# Acquisition Function

## 1. Introduction

The [`obsidian.acquisition`](https://github.com/MSDLLCpapers/obsidian/tree/main/obsidian/acquisition) submodule is a crucial component of the Obsidian APO library. It provides acquisition functions that guide the optimization process by determining which points in the parameter space should be evaluated next.

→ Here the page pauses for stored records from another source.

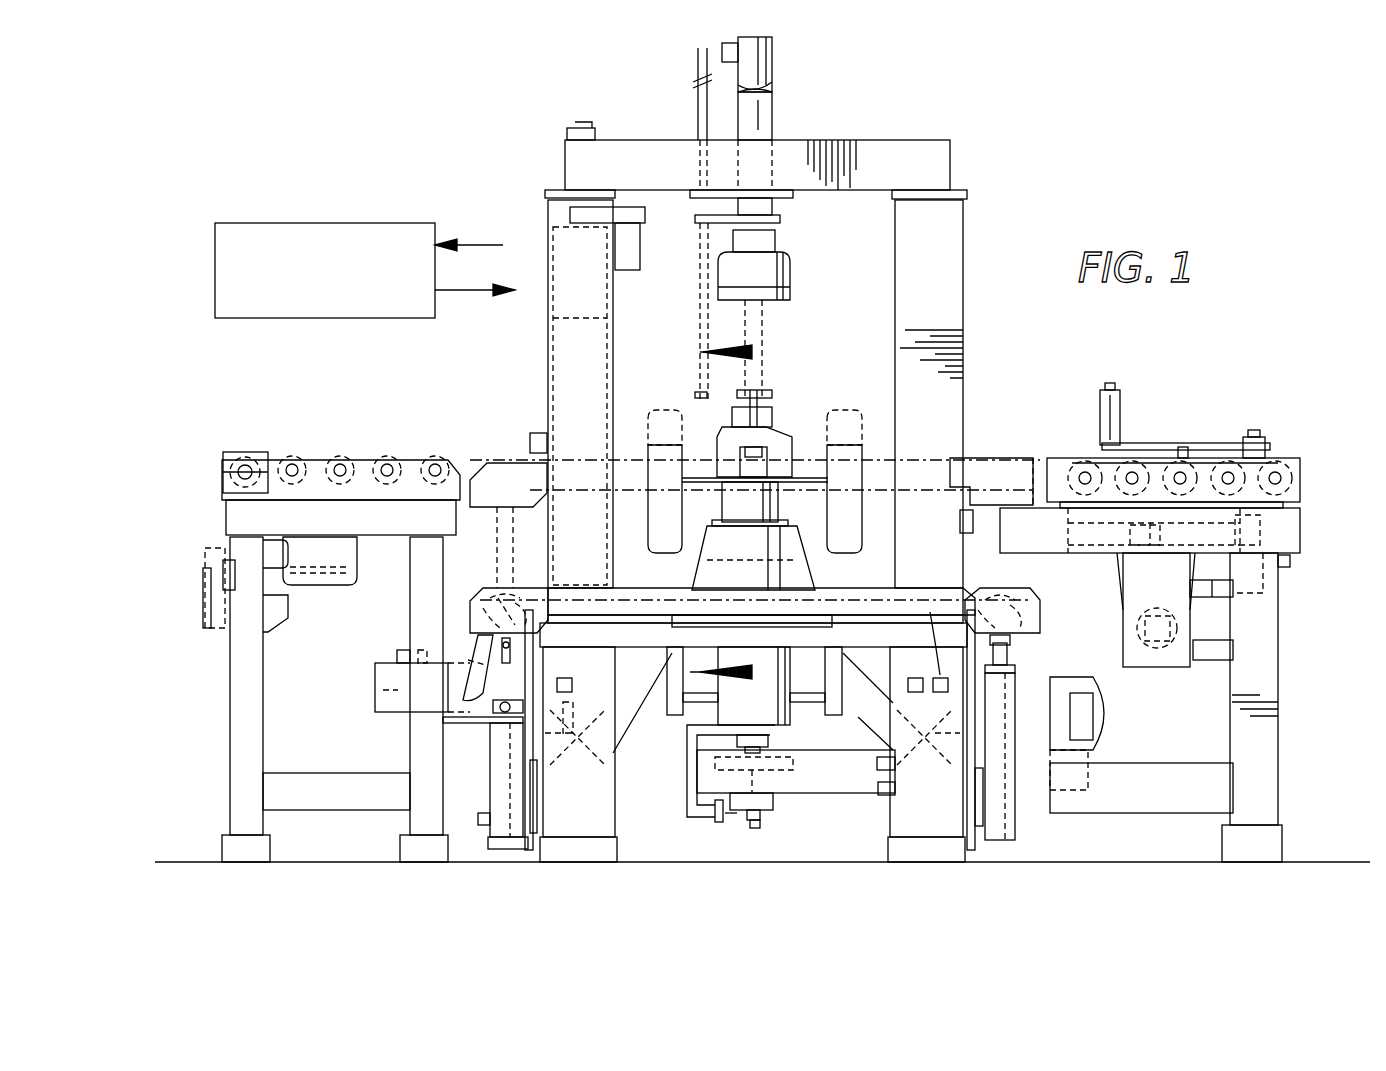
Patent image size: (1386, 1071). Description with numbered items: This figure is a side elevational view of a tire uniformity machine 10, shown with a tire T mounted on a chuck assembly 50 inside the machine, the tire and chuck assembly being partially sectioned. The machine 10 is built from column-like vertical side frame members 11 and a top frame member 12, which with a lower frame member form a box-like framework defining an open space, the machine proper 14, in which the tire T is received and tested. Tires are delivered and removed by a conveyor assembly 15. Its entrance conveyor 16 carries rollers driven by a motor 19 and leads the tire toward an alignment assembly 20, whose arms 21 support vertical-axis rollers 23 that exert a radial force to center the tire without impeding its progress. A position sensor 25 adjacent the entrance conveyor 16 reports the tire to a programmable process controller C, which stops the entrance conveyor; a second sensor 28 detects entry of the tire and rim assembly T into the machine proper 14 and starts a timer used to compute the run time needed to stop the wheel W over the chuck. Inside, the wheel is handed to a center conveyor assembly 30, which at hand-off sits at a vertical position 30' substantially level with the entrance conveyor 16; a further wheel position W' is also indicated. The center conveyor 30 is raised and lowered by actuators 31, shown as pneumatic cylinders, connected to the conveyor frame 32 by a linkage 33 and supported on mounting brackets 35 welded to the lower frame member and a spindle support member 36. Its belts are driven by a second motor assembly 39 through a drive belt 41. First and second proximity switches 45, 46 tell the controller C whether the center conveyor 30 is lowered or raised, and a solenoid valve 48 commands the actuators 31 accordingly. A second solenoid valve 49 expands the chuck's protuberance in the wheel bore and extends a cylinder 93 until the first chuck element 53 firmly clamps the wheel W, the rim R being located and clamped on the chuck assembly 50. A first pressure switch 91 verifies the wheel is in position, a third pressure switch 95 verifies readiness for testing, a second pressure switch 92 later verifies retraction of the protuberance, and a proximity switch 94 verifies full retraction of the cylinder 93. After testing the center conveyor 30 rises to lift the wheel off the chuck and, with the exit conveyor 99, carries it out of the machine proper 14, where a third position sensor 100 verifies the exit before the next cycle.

The programmable controller C is at (300, 225).
The tire uniformity machine 10 is at (520, 198).
The vertical side frame members 11 is at (560, 215).
The top frame member 12 is at (858, 150).
The machine proper 14 is at (812, 397).
The conveyor assembly 15 is at (1018, 452).
The entrance conveyor 16 is at (1252, 472).
The motor 19 is at (1218, 653).
The alignment assembly 20 is at (1128, 440).
The arms 21 is at (1186, 452).
The rollers 23 is at (1120, 440).
The position sensor 25 is at (1246, 472).
The second sensor 28 is at (968, 512).
The center conveyor assembly 30 is at (755, 553).
The vertical position of center conveyor 30' is at (499, 508).
The actuators 31 is at (503, 793).
The frame 32 is at (1000, 628).
The linkage 33 is at (1005, 655).
The mounting brackets 35 is at (530, 812).
The spindle support member 36 is at (637, 712).
The second motor assembly 39 is at (470, 722).
The drive belt 41 is at (478, 650).
The first proximity switch 45 is at (478, 817).
The second proximity switch 46 is at (565, 692).
The solenoid valve 48 is at (890, 795).
The second solenoid valve 49 is at (880, 765).
The chuck assembly 50 is at (693, 322).
The first chuck element 53 is at (795, 272).
The first pressure switch 91 is at (930, 612).
The second pressure switch 92 is at (918, 692).
The cylinder 93 is at (765, 110).
The proximity switch 94 is at (720, 50).
The third pressure switch 95 is at (578, 128).
The exit conveyor 99 is at (364, 455).
The third position sensor 100 is at (540, 435).
The rim R is at (805, 475).
The tire T is at (850, 478).
The wheel W is at (855, 496).
The wheel position W' is at (867, 374).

These acquisition functions balance exploration of uncertain areas and exploitation of promising regions, which is key to efficient optimization.

## 2. Usage

### 2.1 Available Acquisition Functions 

The acquisition submodule offers a range of acquisition functions, including standard `BoTorch` acquisition functions and custom implementations. 
Below, you will find various options for the acquisition argument, along with a brief description for each.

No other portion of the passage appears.